Capa do álbum 'I haven't got anything better to do' (1970), de Astrud Gilberto — Foto: Reprodução
No rastro do sucesso fenomenal desse disco definidor, Astrud – indicada (sem ganhar) ao Grammy de 1965 de Revelação do ano – gravou e lançou o próprio álbum em 1965. O título The Astrud Gilberto album (1965) já indicou que, desta vez, a cantora era a protagonista, não a coadjuvante que roubara a cena de João e Getz no disco de 1964. Astrud debutou na discografia solo com álbum que somente não foi songbook de Antonio Carlos Jobim porque havia uma música de Dorival Caymmi (1914 – 2008) no repertório.
Antes de anunciar a aposentadoria do palcos em 2002, a reclusa Astrud gravara outros 16 álbuns em que também se apresentou como compositora sem nunca ter deixado da dar voz a músicas dos principais autores da bossa nova e de descendentes diretos ou indiretos como Paulo Jobim e Ronaldo Bastos.

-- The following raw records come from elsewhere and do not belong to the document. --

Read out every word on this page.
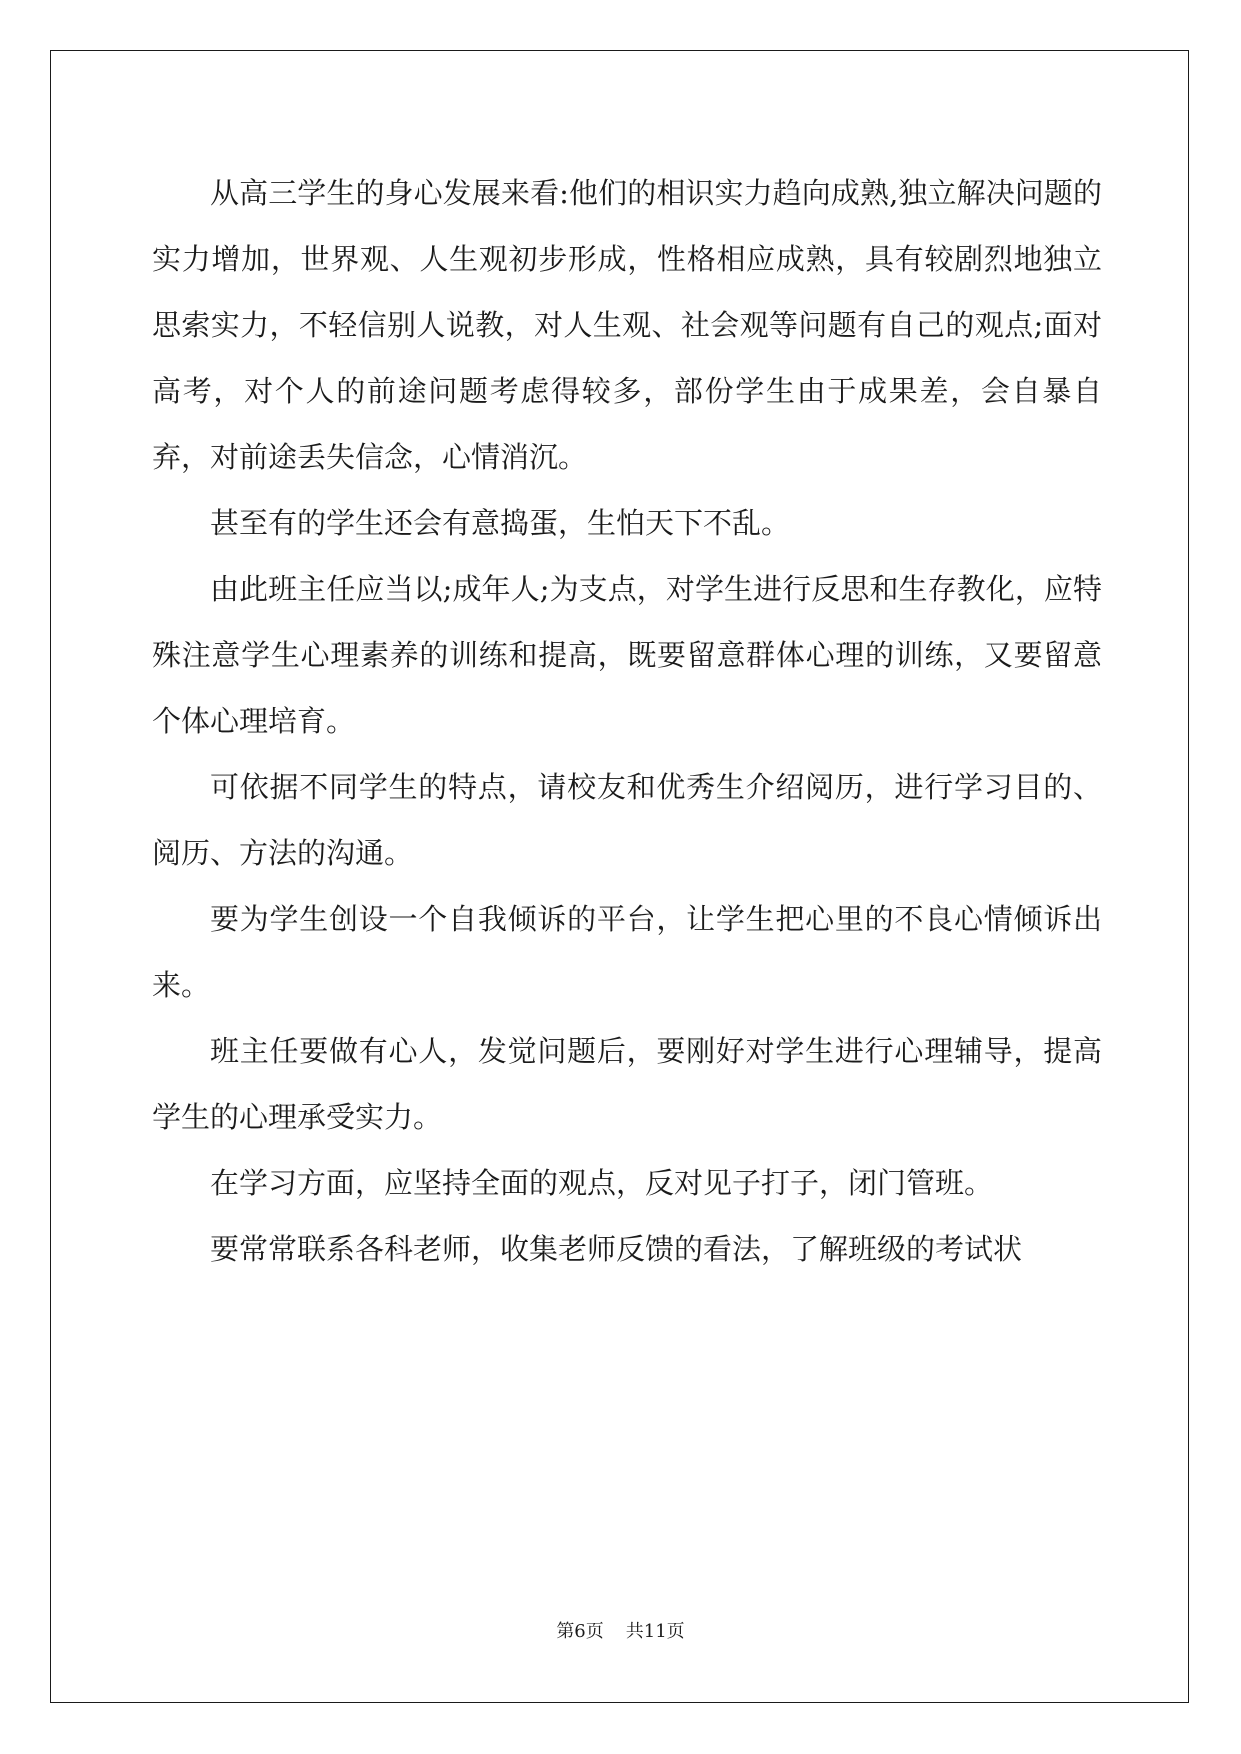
从高三学生的身心发展来看:他们的相识实力趋向成熟,独立解决问题的实力增加，世界观、人生观初步形成，性格相应成熟，具有较剧烈地独立思索实力，不轻信别人说教，对人生观、社会观等问题有自己的观点;面对高考，对个人的前途问题考虑得较多，部份学生由于成果差，会自暴自弃，对前途丢失信念，心情消沉。

甚至有的学生还会有意捣蛋，生怕天下不乱。

由此班主任应当以;成年人;为支点，对学生进行反思和生存教化，应特殊注意学生心理素养的训练和提高，既要留意群体心理的训练，又要留意个体心理培育。

可依据不同学生的特点，请校友和优秀生介绍阅历，进行学习目的、阅历、方法的沟通。

要为学生创设一个自我倾诉的平台，让学生把心里的不良心情倾诉出来。

班主任要做有心人，发觉问题后，要刚好对学生进行心理辅导，提高学生的心理承受实力。

在学习方面，应坚持全面的观点，反对见子打子，闭门管班。

要常常联系各科老师，收集老师反馈的看法，了解班级的考试状

第6页 共11页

Mesmo em escala menor, discos como I haven't got anything better to do (1970), Astrud Gilberto now (1972) e Astrud Gilberto plus James Last Orchestra (1986) contribuíram para amplificar um canto cool e elegante que angariou seguidores famosos como Sade e a já mencionada Bille Eilish.
Grandes músicos de jazz gravaram com a cantora, idolatrada no Japão. Já o Brasil pareceu ignorar o percurso de Astrud. Incluída no International Latin Musc Hall of Fame dos Estados Unidos e laureada com o prêmio Latin Jazz USA Award for Lifetime Achievement em 1992, dez anos antes de encerrar a discografia com o álbum Jungle (2002), Astrud tampouco parece ter feito questão de acenar para o Brasil.
E o fato é que, salvo em nichos que cultuam a bossa nova, a morte de Astrud Evangelina Weinert repercutirá com a descrição que parece ter pautado a trajetória artística da cantora brasileira que mais vendeu discos no mundo.